Having just benched yesterday, I was a little leery, but still managed 95#, 135#, 145#, 155#
Jonathon coached this with a little knee drive and did not emphasize the flat back. The movement could best be described as a cheater upper back row. I set up from the floor and did explode it into my sternum. I did sets at 95#, 115#, 135# and 155#
Finished with some handstand technique work that went really poorly.
Monday, September 19, 2016
Foam roller, 1000m row
Took about 25 seconds to do 5 burpees and then had a 35 second rest. Still very winded, but kept much better form than usual.
50 minute total workout time
24 Hour Fitness
8 laps on track, foam roller, good mornings, airs squats, pass throughs, Romanian Dead Lifts with bar and 95#
WU 5x95#, 5x145#, 3x185#
Shoulder to Overhead Strict Press
40 minutes total workout
Classic Barbell (Alec)
Air Squats, Pass throughs, OH Squats with PVC
WU with 45#, 95#
Bulgarian Split Squat
WU with 45#, 95#
singles and doubles to 20 total
40 minute total workout
Wednesday, September 14, 2016
Sampson stretches, 30-20-30, Good mornings/jump rope couplet
Warm up with 45#, 95#, 135# then
This felt pretty good and is designed based on 70% of my 275# 1RM
Warm up with 45#, 65#, 95# (95# was too heavy)
This felt pretty good. I was most focused on hip extension and resting at the top of the movement.
Finished with mobility - wall squat, couch stretch
Surovetsky (Surovekskey) Deadlift Program
I am starting a deadlift cycle and based on a quick Google search, I feel comfortable with the 9 week Surovekskey program. It is designed for deadlifting 2X/week, and for a given rep cycle sets loads based on your 1RM prior to starting. I have put up 315# before, but opted to start with a more recent max of 275#.
Tuesday, September 13, 2016
(1:30 PM) with Sameer, Geoff, and Fabby
Foam rolling pass throughs, air squats, arm circles, arm twists, side lunges, squat manipulating knees
I warmed up with the bar and then did sets at 95#, 105#, 115#, 125# and 135#. These felt good. I want to focus on hip extension followed by pulling.
I jumped right in doing sets at 75#, 95#, 105# and 115#. These felt lousy and I kept hearing the queue to get the back toe in. My back toe was flaring out which was opening my hips. With heavier weight, this could have been ugly.
As there were 4 of us using the same bar, this took the full hour.
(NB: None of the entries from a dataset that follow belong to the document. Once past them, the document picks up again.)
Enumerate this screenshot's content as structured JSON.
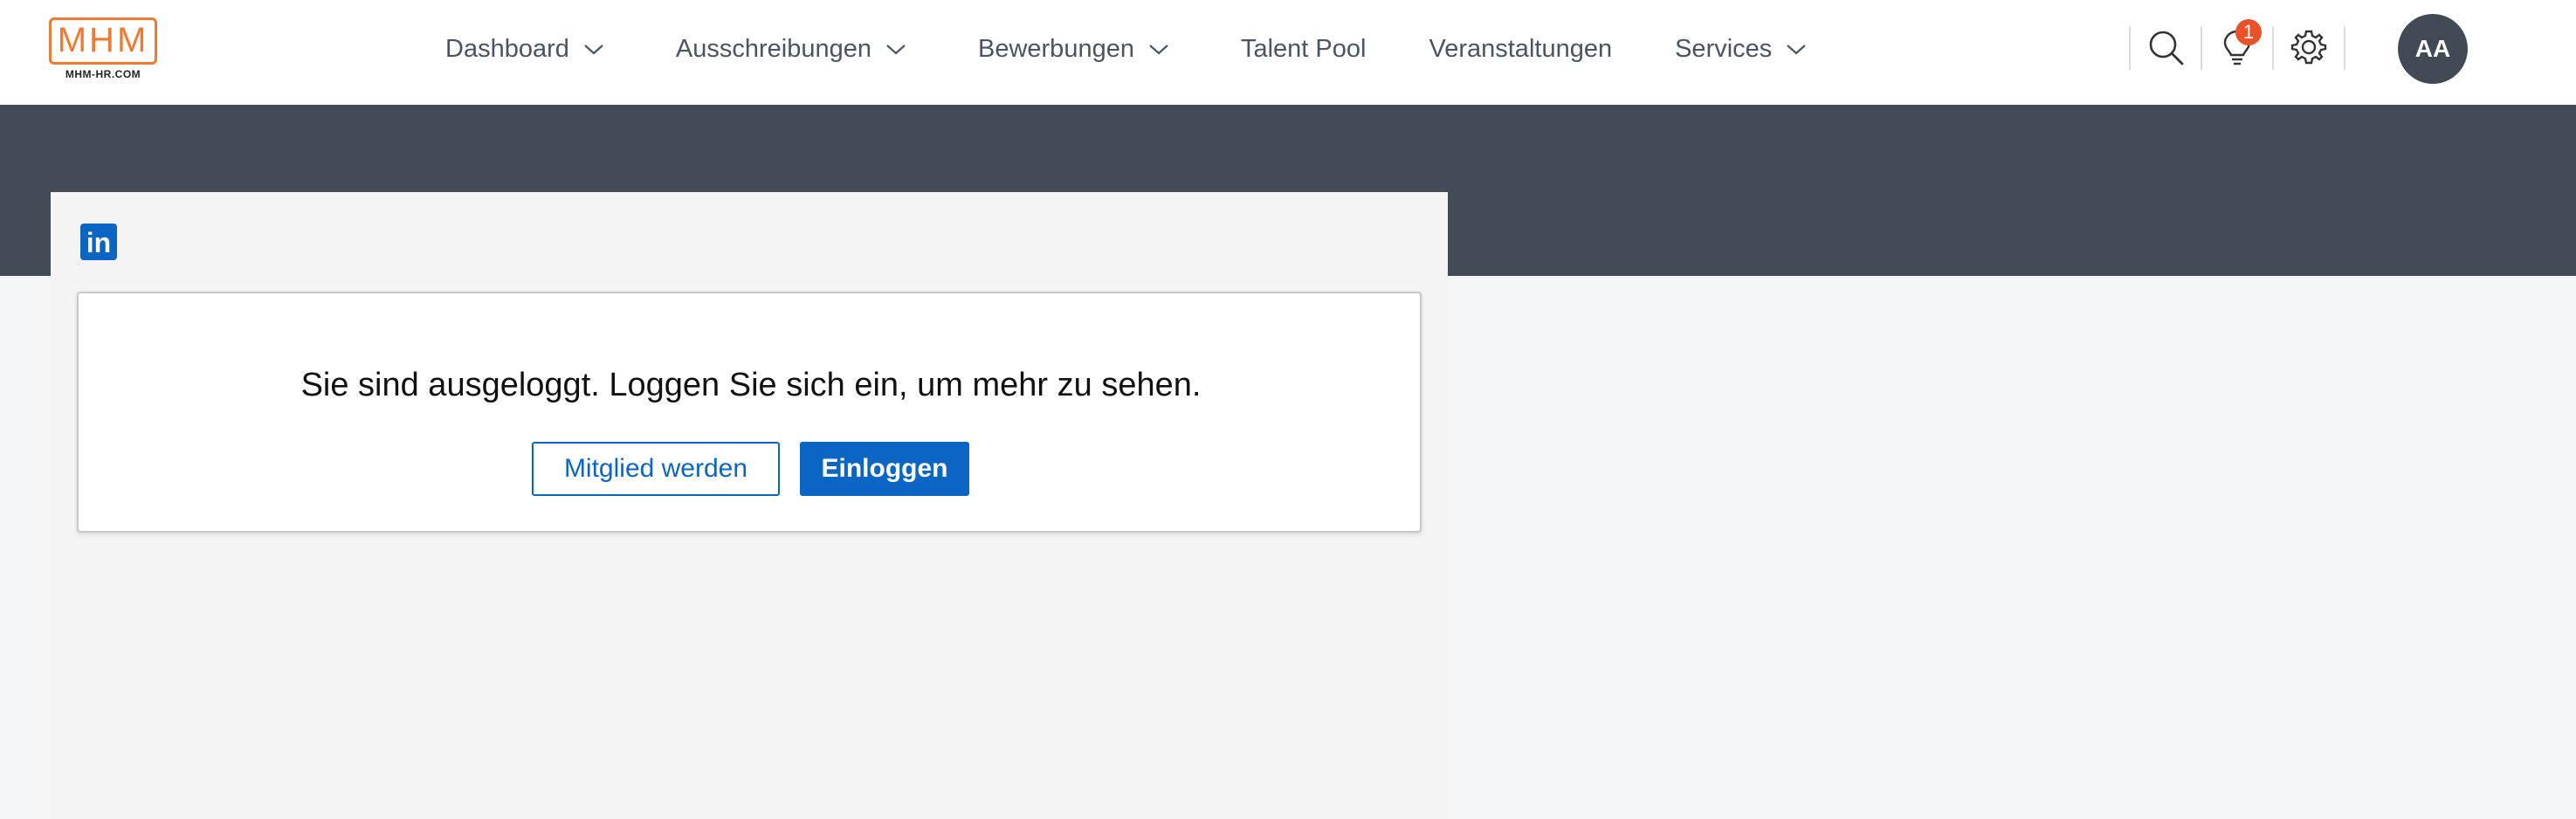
{
  "brand": {
    "logo_letters": "MHM",
    "logo_sub": "MHM-HR.COM",
    "color": "#f07a30"
  },
  "nav": {
    "items": [
      {
        "label": "Dashboard",
        "has_dropdown": true
      },
      {
        "label": "Ausschreibungen",
        "has_dropdown": true
      },
      {
        "label": "Bewerbungen",
        "has_dropdown": true
      },
      {
        "label": "Talent Pool",
        "has_dropdown": false
      },
      {
        "label": "Veranstaltungen",
        "has_dropdown": false
      },
      {
        "label": "Services",
        "has_dropdown": true
      }
    ]
  },
  "header_actions": {
    "search_icon": "search-icon",
    "notifications_icon": "lightbulb-icon",
    "notification_count": "1",
    "settings_icon": "gear-icon",
    "avatar_initials": "AA"
  },
  "linkedin": {
    "icon": "linkedin-icon",
    "icon_text": "in",
    "color": "#0a66c2"
  },
  "login_card": {
    "message": "Sie sind ausgeloggt. Loggen Sie sich ein, um mehr zu sehen.",
    "join_label": "Mitglied werden",
    "login_label": "Einloggen"
  },
  "colors": {
    "banner": "#424b56",
    "badge": "#e9532b",
    "avatar_bg": "#414a55"
  }
}
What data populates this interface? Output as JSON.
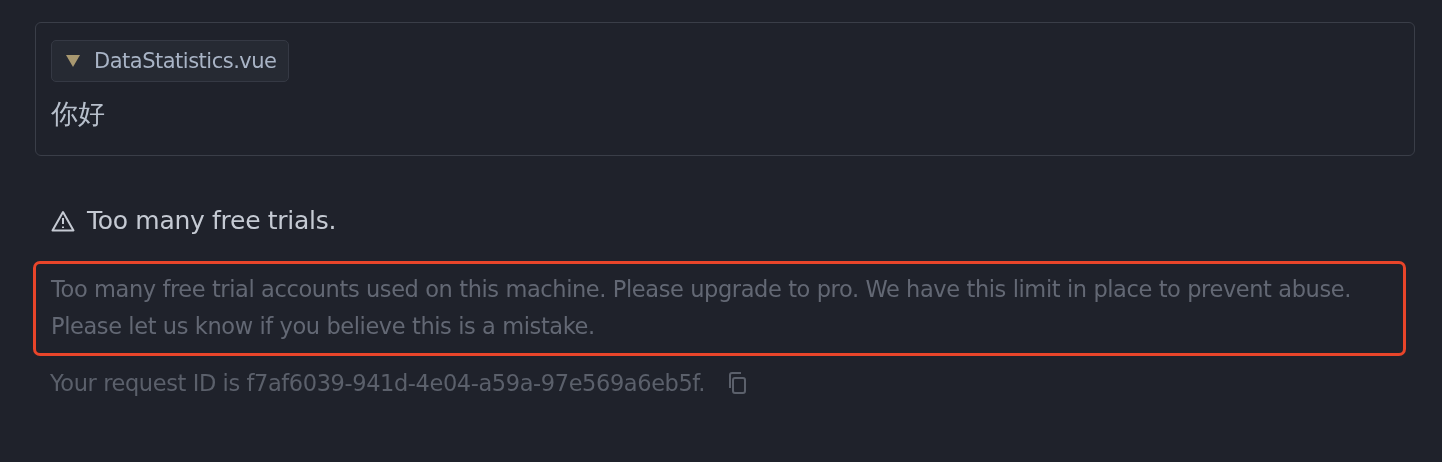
{
  "context": {
    "file_chip": "DataStatistics.vue",
    "message": "你好"
  },
  "error": {
    "title": "Too many free trials.",
    "message": "Too many free trial accounts used on this machine. Please upgrade to pro. We have this limit in place to prevent abuse. Please let us know if you believe this is a mistake.",
    "request_id": "Your request ID is f7af6039-941d-4e04-a59a-97e569a6eb5f."
  }
}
After class I spent 30 minutes doing some of the stuff we missed from the
4 rounds of
10 pike to tuck sit-ups
10 Alt Russian Twists
10 Wall Squat
10 Alt dumbbell snatch
Instead I did 5 rounds of handstand kick-ups/holds and 3 rounds of 10 wall squats.
I followed this with
Alt DB Snatch
These felt great, but I worry that my lats will feel it tomorrow.
Monday, September 12, 2016
24 Hour Fitness
13 laps on track (1 mile), foam roller
30-20-30 (only did 20 OH Squats with PVC)
Wall Ball Shots
Warm up with 12#, 16#, 20#, focus on good squat, hip extension, elbows in
100 wall ball shots (12#, 10')
T2B Progression (10 minutes)
Kip Swings, Knees Up, Knees to Chest, Flick Feet (I was not touching the bar, but it felt right)
24 Hour Fitness
4 laps on track, 5 inch worms with push-up, up dog, down dog.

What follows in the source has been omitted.